Dessa vez, a morte quase me
alcançou. Sinto como se tivesse estado do outro lado e voltado. Como se meu
espírito tivesse alcançado Valhalla, mas pela vontade de algum Deus, foi
devolvido a meu corpo. Quando acordei, os bandidos haviam sido derrotados, mas
não sem perdas. Rimmo estava morto.
Em quanto Gullinburst se
preocupava em pilhar os mortos, fizemos uma pira para que Rimmo pudesse se
despedir desse mundo de forma honrada, como o guerreiro que foi.
Após o funeral improvisado,
continuamos a explorar a ruína do castelo. Descemos a passagem de onde saíram
os bandidos. Ao descer as escadas escuras, iluminadas pela tocha de Ari Gandir
e pela adaga luminosa de Simows Grã (não que eu precisasse de tais artifícios,
claro) ouvimos um grito de agonia. O tipo de som que geralmente é o último a
sair de uma boca, prenúncio de uma morte horrível. Ao chegarmos ao final da escada, nos
deparamos com uma grande forma no meio da sala, de costas para nós. Sobressaltado
com nossa chegada, o ogro virou para nos encarar, escondendo algo atrás de si.

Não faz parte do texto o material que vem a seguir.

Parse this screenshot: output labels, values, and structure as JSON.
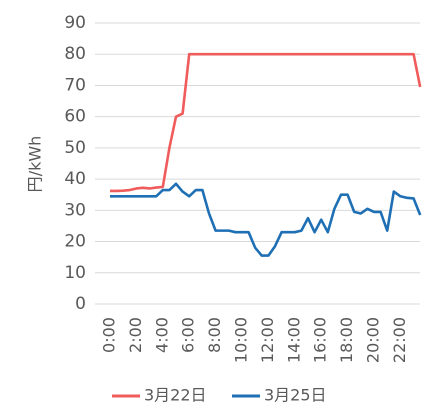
{
  "chart_data": {
    "type": "line",
    "y_label": "円/kWh",
    "categories": [
      "0:00",
      null,
      null,
      null,
      "2:00",
      null,
      null,
      null,
      "4:00",
      null,
      null,
      null,
      "6:00",
      null,
      null,
      null,
      "8:00",
      null,
      null,
      null,
      "10:00",
      null,
      null,
      null,
      "12:00",
      null,
      null,
      null,
      "14:00",
      null,
      null,
      null,
      "16:00",
      null,
      null,
      null,
      "18:00",
      null,
      null,
      null,
      "20:00",
      null,
      null,
      null,
      "22:00",
      null,
      null,
      null
    ],
    "series": [
      {
        "name": "3月22日",
        "color": "#f05b5b",
        "values": [
          36.2,
          36.2,
          36.3,
          36.5,
          37,
          37.2,
          37,
          37.3,
          37.5,
          50,
          60,
          61,
          80,
          80,
          80,
          80,
          80,
          80,
          80,
          80,
          80,
          80,
          80,
          80,
          80,
          80,
          80,
          80,
          80,
          80,
          80,
          80,
          80,
          80,
          80,
          80,
          80,
          80,
          80,
          80,
          80,
          80,
          80,
          80,
          80,
          80,
          80,
          69.5
        ]
      },
      {
        "name": "3月25日",
        "color": "#1f6fb5",
        "values": [
          34.5,
          34.5,
          34.5,
          34.5,
          34.5,
          34.5,
          34.5,
          34.5,
          36.5,
          36.5,
          38.5,
          36,
          34.5,
          36.5,
          36.5,
          29,
          23.5,
          23.5,
          23.5,
          23,
          23,
          23,
          18,
          15.5,
          15.5,
          18.5,
          23,
          23,
          23,
          23.5,
          27.5,
          23,
          27,
          23,
          30.5,
          35,
          35,
          29.5,
          29,
          30.5,
          29.5,
          29.5,
          23.5,
          36,
          34.5,
          34,
          33.8,
          28.5
        ]
      }
    ],
    "ylim": [
      0,
      90
    ],
    "yticks": [
      0,
      10,
      20,
      30,
      40,
      50,
      60,
      70,
      80,
      90
    ],
    "grid": true,
    "legend": "bottom"
  }
}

Com sua pouca habilidade com a fala, tentou se desculpar dizendo que alguém
tentou fugir. Pelo visto, pensou que fazíamos parte do grupo dos bandidos.
Ari Gandir tentou argumentar com
a criatura, enquanto Gullinburst se preparou para o combate iminente. Foi então
que foi possível ver o que o ogro escondia. Uma perna humana semi-devorada.
Atrás do ogro, o infeliz dono da perna jazia sem vida. A tentativa de Ari Gandir
de ludibriar o ogro se revelou fracassada, quando de repente o ogro partiu para
cima e o atacou com a perna! Pego de surpresa e acertado em cheio pelo ataque
feroz, Ari Gandir caiu inconsciente. Gullingburst atirou suas flechas, mas
também acabou caindo depois de um golpe implacável da perna decepada.
No meio da batalha, ouviram-se
gritos vindo de dentro da cela que o ogro guardava, e instantes depois, a porta
da cela se escancara, e irrompe de dentro uma criatura inusitada. No primeiro
instante pensei se tratar de mais um monstro, mas depois de um segundo, percebi
que era um gnol, branco como a neve.
Enquanto o ogro lutava ferozmente
com Thornstein, o gnol atacou a criatura por trás, e em meio à confusão que se
seguiu, garradas do gnol e jatos ácidos de Simows, o ogro acabou encontrando
seu fim com um golpe do martelo de Thotnstein. Corremos então para tentar
salvar os companheiros caídos, Ari Gandir e Gullinburst, que por muito pouco
não estavam além da ajuda.
Enquanto passávamos a noite cuidando
dos feridos, descobrimos que o gnol era
Uruoakk, um dos prisioneiros dos bandidos. Contou que seu barco foi atacado por
piratas e ele foi atirado ao mar. Não entendi muito bem como foi parar em uma
ruína no meio do pântano, mas essa explicação fica para outra hora.
Na manhã seguinte, com as feridas
tratadas, e após um pouco dos poderes de cura de Ari Gandir, descemos novamente
à masmorra. Ao chegar ao nível inferior, em meio à escuridão e ao cheiro de
podridão, descobrimos que a sala estava infestada de mortos-vivos. As criaturas
sem intelecto não ofereceram grande resistência, e após uma rápida batalha,
foram destruídos. Uma rápida varredura revelou um poço com uma escada que
descia a um nível inferior. Parecia não
ser usada a séculos... O que haverá embaixo? Como os bandidos passavam por aqui
sem atrair os mortos vivos? Eles...passavam por aqui ou haveria outra passagem?